South Korean appliance and furniture company

Hanssem Co., Ltd. is a South Korean corporation that designs and sells home appliances and furniture. Founded in 1970 by Cho Chang-gul, it is the largest home product brand in the country. Its chief executive officer is Eugene Kim. Hanssem has been credited with introducing the Western world's kitchen concept to South Korea.

==History==
Traditional Korean kitchens were simpler than contemporary kitchens, typically only having a sink and a flame to cook on. Hanssem was founded on September 1, 1970, by South Korean businessman Cho Chang-gul. The company introduced and commercialized the modern kitchen concept originating in the Western world to South Korea, including cabinets and appliances. The company was credited with pioneering the "stand-up kitchen" in the country, as housewives typically had to crouch down to a low buttumak stove to cook.

In May 2017, Hanssem acquired the Pantech building, a 22-story office building in the Sangam-dong neighborhood of Seoul. The company relocated its headquarters in the Seocho District and its design center in the Jongno District to the building.

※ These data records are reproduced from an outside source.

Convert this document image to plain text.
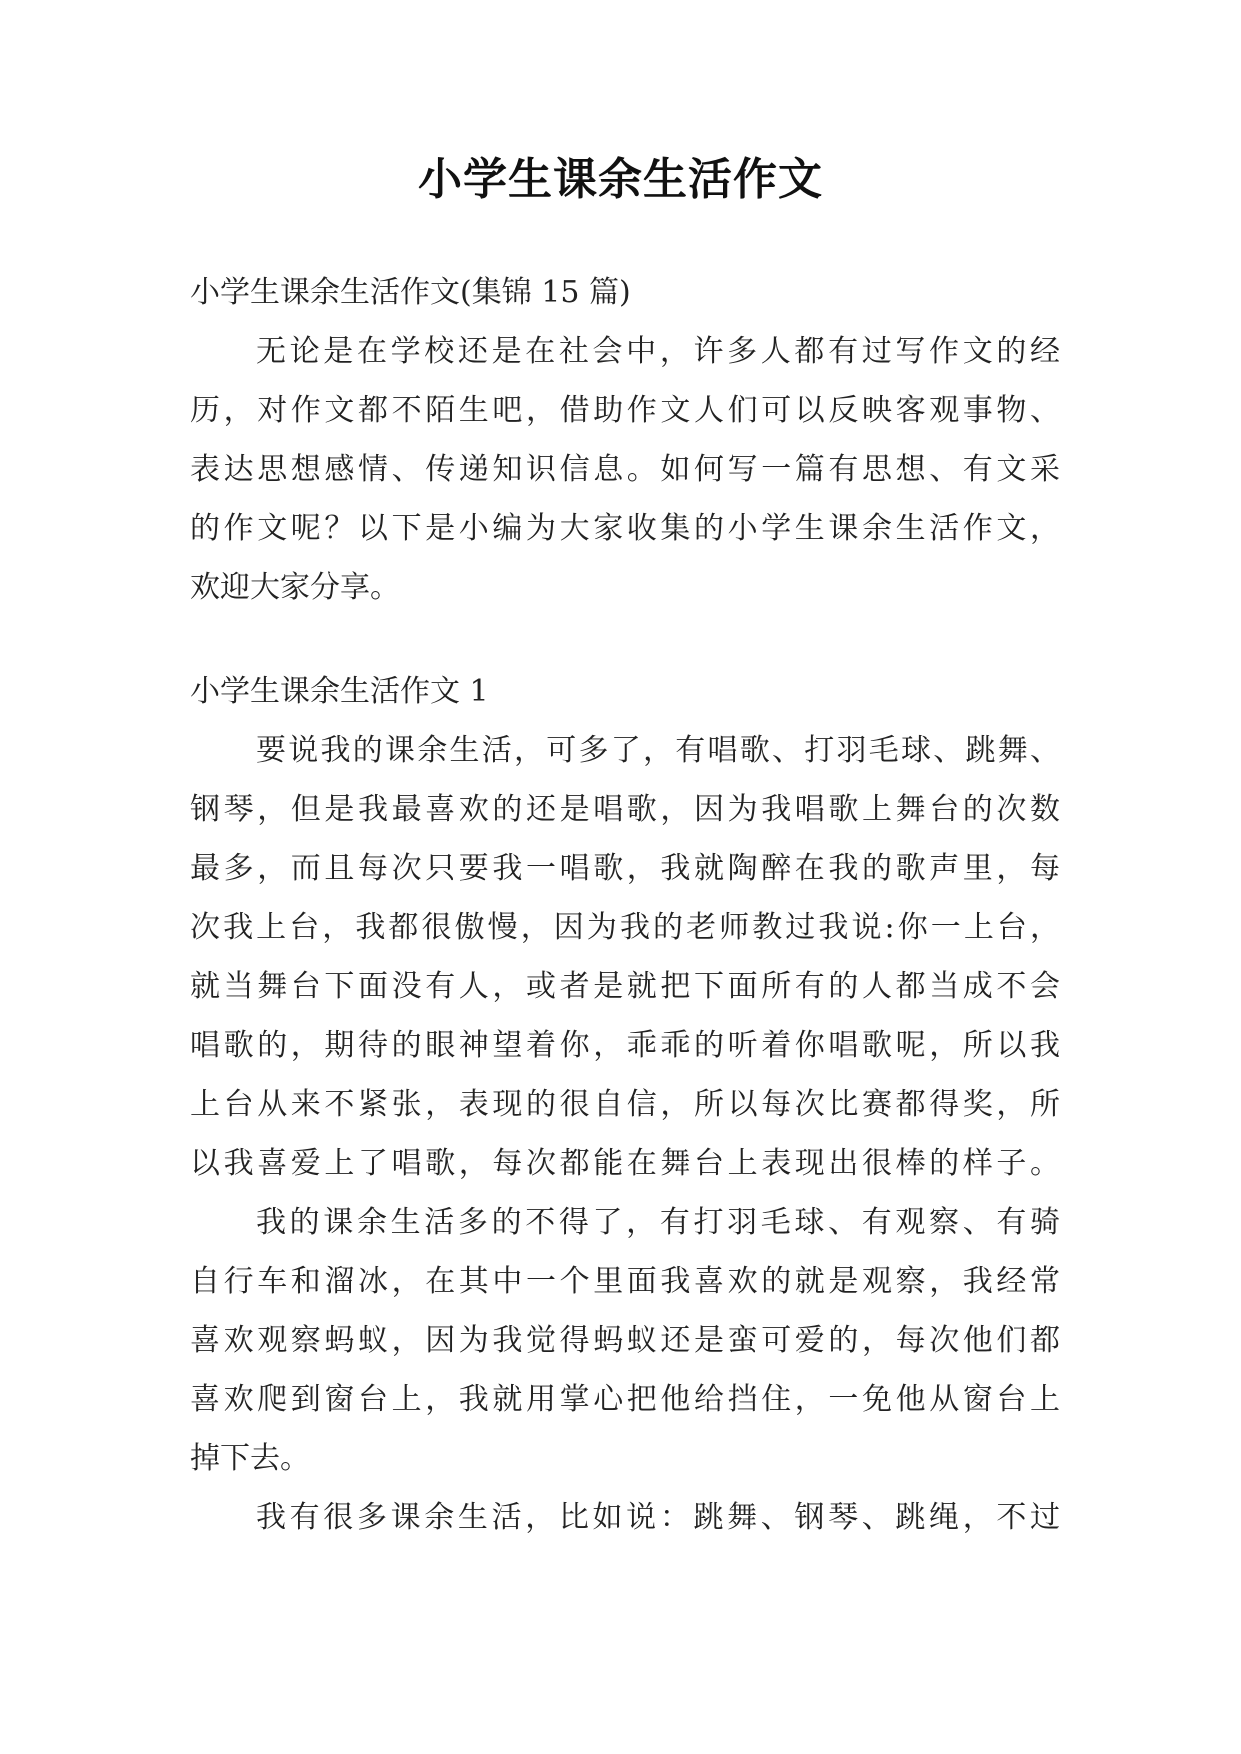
小学生课余生活作文
小学生课余生活作文(集锦 15 篇)
无论是在学校还是在社会中，许多人都有过写作文的经
历，对作文都不陌生吧，借助作文人们可以反映客观事物、
表达思想感情、传递知识信息。如何写一篇有思想、有文采
的作文呢？以下是小编为大家收集的小学生课余生活作文，
欢迎大家分享。
小学生课余生活作文 1
要说我的课余生活，可多了，有唱歌、打羽毛球、跳舞、
钢琴，但是我最喜欢的还是唱歌，因为我唱歌上舞台的次数
最多，而且每次只要我一唱歌，我就陶醉在我的歌声里，每
次我上台，我都很傲慢，因为我的老师教过我说:你一上台，
就当舞台下面没有人，或者是就把下面所有的人都当成不会
唱歌的，期待的眼神望着你，乖乖的听着你唱歌呢，所以我
上台从来不紧张，表现的很自信，所以每次比赛都得奖，所
以我喜爱上了唱歌，每次都能在舞台上表现出很棒的样子。
我的课余生活多的不得了，有打羽毛球、有观察、有骑
自行车和溜冰，在其中一个里面我喜欢的就是观察，我经常
喜欢观察蚂蚁，因为我觉得蚂蚁还是蛮可爱的，每次他们都
喜欢爬到窗台上，我就用掌心把他给挡住，一免他从窗台上
掉下去。
我有很多课余生活，比如说：跳舞、钢琴、跳绳，不过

In November 2019, Hanssem opened a 3,300-square-foot (310 square meter) flagship store in the southern Seoul neighborhood of Nonhyun-dong, an area with a high concentration of furniture stores. The store opened under the name of Hanssem Nexus, a company affiliate, and was advertised as retailing European furniture imports.

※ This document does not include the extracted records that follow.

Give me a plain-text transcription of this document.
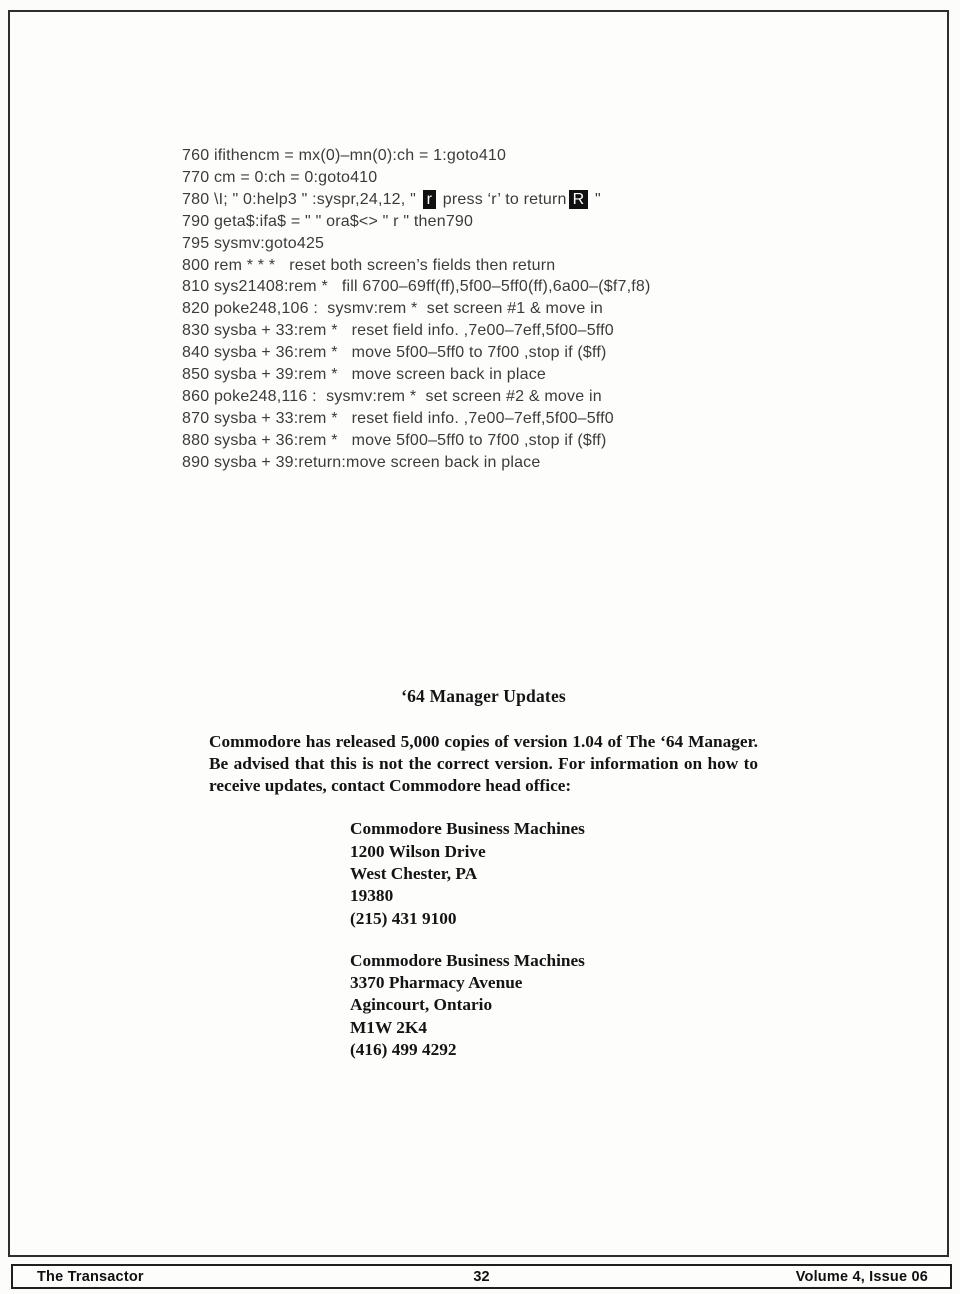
760 ifithencm = mx(0)–mn(0):ch = 1:goto410
770 cm = 0:ch = 0:goto410
780 \I; " 0:help3 " :syspr,24,12, " r press ‘r’ to return R "
790 geta$:ifa$ = " " ora$<> " r " then790
795 sysmv:goto425
800 rem * * *   reset both screen’s fields then return
810 sys21408:rem *   fill 6700–69ff(ff),5f00–5ff0(ff),6a00–($f7,f8)
820 poke248,106 :  sysmv:rem *  set screen #1 & move in
830 sysba + 33:rem *   reset field info. ,7e00–7eff,5f00–5ff0
840 sysba + 36:rem *   move 5f00–5ff0 to 7f00 ,stop if ($ff)
850 sysba + 39:rem *   move screen back in place
860 poke248,116 :  sysmv:rem *  set screen #2 & move in
870 sysba + 33:rem *   reset field info. ,7e00–7eff,5f00–5ff0
880 sysba + 36:rem *   move 5f00–5ff0 to 7f00 ,stop if ($ff)
890 sysba + 39:return:move screen back in place
‘64 Manager Updates

Commodore has released 5,000 copies of version 1.04 of The ‘64 Manager. Be advised that this is not the correct version. For information on how to receive updates, contact Commodore head office:

Commodore Business Machines
1200 Wilson Drive
West Chester, PA
19380
(215) 431 9100
Commodore Business Machines
3370 Pharmacy Avenue
Agincourt, Ontario
M1W 2K4
(416) 499 4292
The Transactor	32	Volume 4, Issue 06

On July 12, 2023, Hanssem chief executive officer Kim Jin-tae was replaced by Eugene Kim, the former leader of cosmetics company Able C&C. The decision to hire Eugene Kim was made amidst ongoing financial struggles that predated her predecessor's appointment to the job.

==Controversy==
In January 2017, a Hanssem employee alleged that she was sexually assaulted by three colleagues. In an online post, the employee claimed that one coworker had secretly photographed her in a bathroom in December 2016, another had raped her in January 2017, and that a human resources manager had tried to rape her as well. The HR manager was accused of forcing the employee to remain silent about the incident and was ultimately fired before the scandal went public. Local authorities investigated the claim before forwarding the case to the Seoul Central District Prosecutor's Office in March, which closed the case without an indictment due to lack of evidence. The company's handling of the case caused controversy online.